Next appears the acknowledgment of indebtedness. The borrower's name is inserted. It is not necessary to add after his name his place of residence. That is often done however for identification. The borrower is designated as the obligor; he gives his obligation. He acknowledges himself indebted to the lender, known as the obligee; the person who receives the obligation. Often there are several borrowers. Bearing in mind that the lender wants the fullest security, it is customary in such event to insert the words "jointly and severally" following the names of the borrowers. By such an obligation the lender may collect from any one or all of the borrowers. Each of them makes himself liable to pay the entire indebtedness. Of course they may have any arrangement they wish between themselves for contribution, but no burden is placed on the lender to collect proportionately from them.

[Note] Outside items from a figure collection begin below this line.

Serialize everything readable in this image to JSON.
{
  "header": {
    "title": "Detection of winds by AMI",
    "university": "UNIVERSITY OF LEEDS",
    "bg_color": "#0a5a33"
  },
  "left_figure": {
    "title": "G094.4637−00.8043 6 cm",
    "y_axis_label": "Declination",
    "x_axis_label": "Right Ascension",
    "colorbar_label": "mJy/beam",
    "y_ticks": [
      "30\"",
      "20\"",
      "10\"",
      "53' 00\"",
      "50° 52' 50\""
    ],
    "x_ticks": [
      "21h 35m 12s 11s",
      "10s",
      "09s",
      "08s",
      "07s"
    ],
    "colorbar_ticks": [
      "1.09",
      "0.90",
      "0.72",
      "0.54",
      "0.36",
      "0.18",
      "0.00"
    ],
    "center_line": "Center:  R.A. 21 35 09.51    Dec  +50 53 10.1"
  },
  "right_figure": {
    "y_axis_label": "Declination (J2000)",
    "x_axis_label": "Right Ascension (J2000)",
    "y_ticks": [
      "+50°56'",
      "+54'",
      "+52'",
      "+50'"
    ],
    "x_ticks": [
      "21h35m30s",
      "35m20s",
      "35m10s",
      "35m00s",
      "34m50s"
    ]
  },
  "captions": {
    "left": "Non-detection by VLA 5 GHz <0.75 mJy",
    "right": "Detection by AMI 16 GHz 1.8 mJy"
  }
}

Following the designation of the obligee is stated the amount of the indebtedness; "........................dollars, lawful money of the United States." That is the usual form, and calls for any sort of legal tender of the United States; gold, United States notes, silver dollars and fractional currency in limited amounts. Bank notes, silver and gold certificates and certificates of deposit are not legal tender. In many countries the national paper money is worth less than its face value. While this is not so in the United States, nevertheless many foreign lenders desire that the borrower obligate himself to pay "in gold coin of the United States of the present weight and fineness." A bond containing such a form of obligation is known as a gold bond. Upon payment of such a bond the lender may accept payment in paper money, but should it be depreciated, he need not take it; he may insist on payment in gold.